Within the PJM Interconnection balancing authority area (BAA), the ArcLight Funds currently are affiliated with various companies that own or control generation capacity, including:
- Allegheny Ridge Wind Farm LLC, the owner of an 80-MW (summer rating) wind facility located in Cambria and Blair counties, Pennsylvania;
- Chief Conemaugh Power LLC, the owner of a 35.11% undivided ownership interest in the 1,711 MW (summer/winter) Conemaugh Electric Generating Station located in New Florence, Pennsylvania. Chief Conemaugh has rights to approximately 601 MW of energy and capacity from the coal-fired facility.
- Chief Keystone Power LLC, the owner of a 44.45% undivided ownership interest in the 1,711 MW (summer/winter) Keystone Electric Generating Station located in Shelocta, Pennsylvania. Chief Keystone has rights to approximately 761 MW of energy and capacity from the coal-fired facility.
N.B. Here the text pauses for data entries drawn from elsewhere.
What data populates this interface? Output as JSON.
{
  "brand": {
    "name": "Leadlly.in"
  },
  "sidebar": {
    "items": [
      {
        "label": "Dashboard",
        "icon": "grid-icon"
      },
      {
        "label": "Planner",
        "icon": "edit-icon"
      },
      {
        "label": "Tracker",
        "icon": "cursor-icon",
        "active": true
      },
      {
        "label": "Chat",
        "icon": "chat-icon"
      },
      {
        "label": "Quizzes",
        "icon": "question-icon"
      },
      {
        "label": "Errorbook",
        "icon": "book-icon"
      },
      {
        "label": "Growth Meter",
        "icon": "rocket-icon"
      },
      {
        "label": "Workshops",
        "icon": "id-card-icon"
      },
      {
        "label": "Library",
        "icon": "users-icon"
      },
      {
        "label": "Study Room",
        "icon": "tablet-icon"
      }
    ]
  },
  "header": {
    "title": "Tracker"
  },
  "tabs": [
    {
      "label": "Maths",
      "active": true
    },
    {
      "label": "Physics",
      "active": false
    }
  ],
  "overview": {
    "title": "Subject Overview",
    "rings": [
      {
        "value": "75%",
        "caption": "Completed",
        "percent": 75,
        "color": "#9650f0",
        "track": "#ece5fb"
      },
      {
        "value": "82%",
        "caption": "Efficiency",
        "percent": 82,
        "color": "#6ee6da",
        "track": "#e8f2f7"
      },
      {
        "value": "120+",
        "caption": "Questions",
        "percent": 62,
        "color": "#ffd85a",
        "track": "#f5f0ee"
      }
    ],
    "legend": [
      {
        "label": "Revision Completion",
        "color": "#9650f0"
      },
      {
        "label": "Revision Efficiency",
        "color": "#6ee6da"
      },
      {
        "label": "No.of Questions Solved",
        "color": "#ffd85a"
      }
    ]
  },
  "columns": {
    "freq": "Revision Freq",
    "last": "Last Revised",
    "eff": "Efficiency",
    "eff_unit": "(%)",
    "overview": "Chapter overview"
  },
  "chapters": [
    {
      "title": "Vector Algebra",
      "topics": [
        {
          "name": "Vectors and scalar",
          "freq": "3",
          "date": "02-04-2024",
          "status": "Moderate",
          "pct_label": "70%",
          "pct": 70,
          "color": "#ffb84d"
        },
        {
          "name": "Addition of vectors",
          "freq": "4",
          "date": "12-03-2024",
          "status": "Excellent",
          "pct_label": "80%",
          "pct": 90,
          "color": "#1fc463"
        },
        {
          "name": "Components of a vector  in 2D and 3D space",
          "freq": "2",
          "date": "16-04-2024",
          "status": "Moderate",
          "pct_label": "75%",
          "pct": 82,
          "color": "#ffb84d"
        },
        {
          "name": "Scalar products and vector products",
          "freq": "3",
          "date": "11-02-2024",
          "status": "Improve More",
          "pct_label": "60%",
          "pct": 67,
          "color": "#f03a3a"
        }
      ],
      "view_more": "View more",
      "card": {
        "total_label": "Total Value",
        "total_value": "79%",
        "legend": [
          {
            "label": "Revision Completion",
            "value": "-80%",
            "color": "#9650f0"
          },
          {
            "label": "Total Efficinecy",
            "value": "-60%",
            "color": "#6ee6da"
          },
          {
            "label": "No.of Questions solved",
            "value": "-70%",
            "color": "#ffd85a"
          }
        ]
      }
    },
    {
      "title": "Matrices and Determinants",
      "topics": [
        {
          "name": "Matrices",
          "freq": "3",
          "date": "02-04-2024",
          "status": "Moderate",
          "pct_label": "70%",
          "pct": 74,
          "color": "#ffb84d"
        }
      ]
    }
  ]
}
- Crescent Ridge LLC, the owner of a 53-MW (summer rating) wind facility located in Bureau County, Illinois;
- GSG LLC, the owner of an approximately 80 MW (summer rating) wind facility located in Lee and La Salle counties, Illinois;
- Crete Energy Venture LLC, the owner of an approximately 300-MW (summer rating) natural gas-fired facility located in Crete, Illinois;
- Jersey-Atlantic Wind LLC, the owner of an approximately 7.5 MW (summer rating) wind qualifying small power production facility located in Atlantic City, New Jersey.
American Electric Power (NYSE: AEP) had announced on Sept. 14 that it had signed an agreement to sell these four competitive power plants totaling approximately 5,200 MW for about $2.17 billion to a newly-formed joint venture of Blackstone (NYSE: BX) and ArcLight Capital Partners LLC.
“AEP’s long-term strategy has been to become a fully regulated, premium energy company focused on investment in infrastructure and the energy innovations that our customers want and need. This transaction advances that strategy and reduces some of the business risks associated with operating competitive generating assets,” said Nicholas K. Akins, AEP chairman, president and chief executive officer, in that Sept. 14 announcement.